Steve Earle: I’ll Never Get Out Of This World Alive

Steve Earle has never been one to pull his punches. In both his spectacularly troubled personal life and his rough and tumble songs, subtlety has never been the name of the game. Nothing’s changed this time around, and the release of I’ll Never Get Out Of This World Alive with songs like “Little Emperor” — Earle’s final kiss-off to the Bush era — and the Woody Guthrie-inspired “Gulf of Mexico” show that recent successes evidenced by Grammy and Emmy awards, a celebrated acting career and a soon-to-be-released novel have done nothing to dull his wicked edge. For longtime fans, that can only be a good thing.

I’ll Never Get Out Of this World Alive is Steve Earle’s 14th studio album and his first collection of original material to be released since Washington Square Serenade won the Grammy in 2008 for Best Folk/Americana Album. Townes, Earle’s tribute to his mentor, the legendary songwriter Townes Van Zandt, went on to win a Grammy the following year in the Best Contemporary Folk Album category, so it wouldn’t be much of a stretch to infer that the singer felt no small amount of pressure when he went into the studio to record a follow-up.

For the most part, the album is an unqualified success, and the songs seem carefully chosen to play to all of Earle’s strengths, but at times there is a nagging sense that he’s playing it safe. The musical risks that can be heard on releases like 1999’s Mountain or Washington Square Serenade, which featured Tom Morello from Rage Against the Machine, are noticeably absent. As if to ensure a hit, Earle brought in T Bone Burnett to ride shotgun on these songs, but for the most part the celebrated producer conducts with a light hand, and his trademark spacious, hollow-bodied sound is scrupulously downplayed. “Waiting for the Sky to Fall,” the ‘50s-sounding rockabilly track that opens the album, is an exception, but in this case, the expansive treatment Burnett opts for perfectly complements Earle’s rearview meditations about avoiding the draft as a teenager growing up in a military town.

As is often true with Earle’s music, it’s when he appears to try the least that he has the most success. “God is God” — previously recorded by Joan Baez in 2008 —demonstrates Earle’s mastery of the simple turns of phrase.

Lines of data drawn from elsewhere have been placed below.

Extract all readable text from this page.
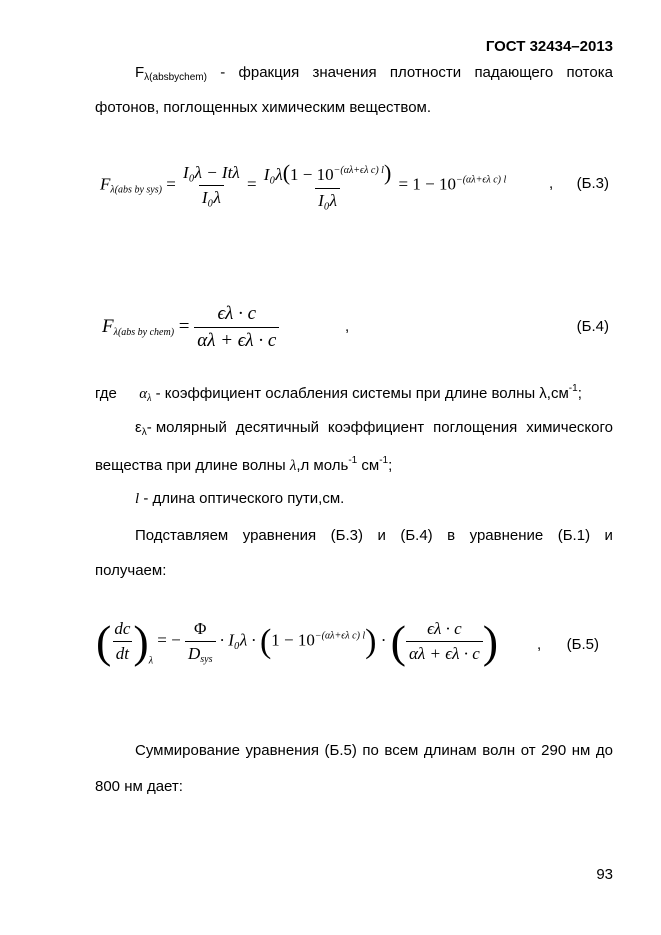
ГОСТ 32434–2013
$F_{\lambda(absbychem)}$ - фракция значения плотности падающего потока
фотонов, поглощенных химическим веществом.
$F_{\lambda(abs by sys)} = \frac{\text{I₀λ − Itλ}}{\text{I₀λ}} = \frac{I_0\lambda(1 - 10^{-(\alpha\lambda+\epsilon\lambda c) l})}{\text{I₀λ}} = 1 - 10^{-(\alpha\lambda+\epsilon\lambda c) l}$	, (Б.3)
$F_{\lambda(abs by chem)} = \frac{\epsilon\lambda \cdot c}{\alpha\lambda + \epsilon\lambda \cdot c}$	,	(Б.4)
где $\alpha_\lambda$ - коэффициент ослабления системы при длине волны $\lambda,см^{-1}$;
$\varepsilon_\lambda-$ молярный десятичный коэффициент поглощения химического
вещества при длине волны λ,л моль$^{-1}$ $см^{-1}$;
l - длина оптического пути,см.
Подставляем уравнения (Б.3) и (Б.4) в уравнение (Б.1) и
получаем:
( $\frac{dc}{dt} )_\lambda$ = − $\frac{\Phi}{D_{sys}} \cdot I_0\lambda \cdot (1 - 10^{-(\alpha\lambda+\epsilon\lambda c) l})$ · ( $\frac{\epsilon\lambda \cdot c}{\alpha\lambda + \epsilon\lambda \cdot c}$ )	, (Б.5)
Суммирование уравнения (Б.5) по всем длинам волн от 290 нм до
800 нм дает:
93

Similarily, the unabashedly direct “Every Part of Me” is a model of conciseness and precision that is almost impossible to fault. The only real clunker in the set is “Meet Me in the Alleyway,” a number that attempts to channel Tom Waits circa 1987 and comes off sounding forced and dated.

These small quibbles aside, I’ll Never Get Out Of this World Alive is a solid addition to Steve Earle’s impressive body of work that should satisfy both faithful and new listeners alike.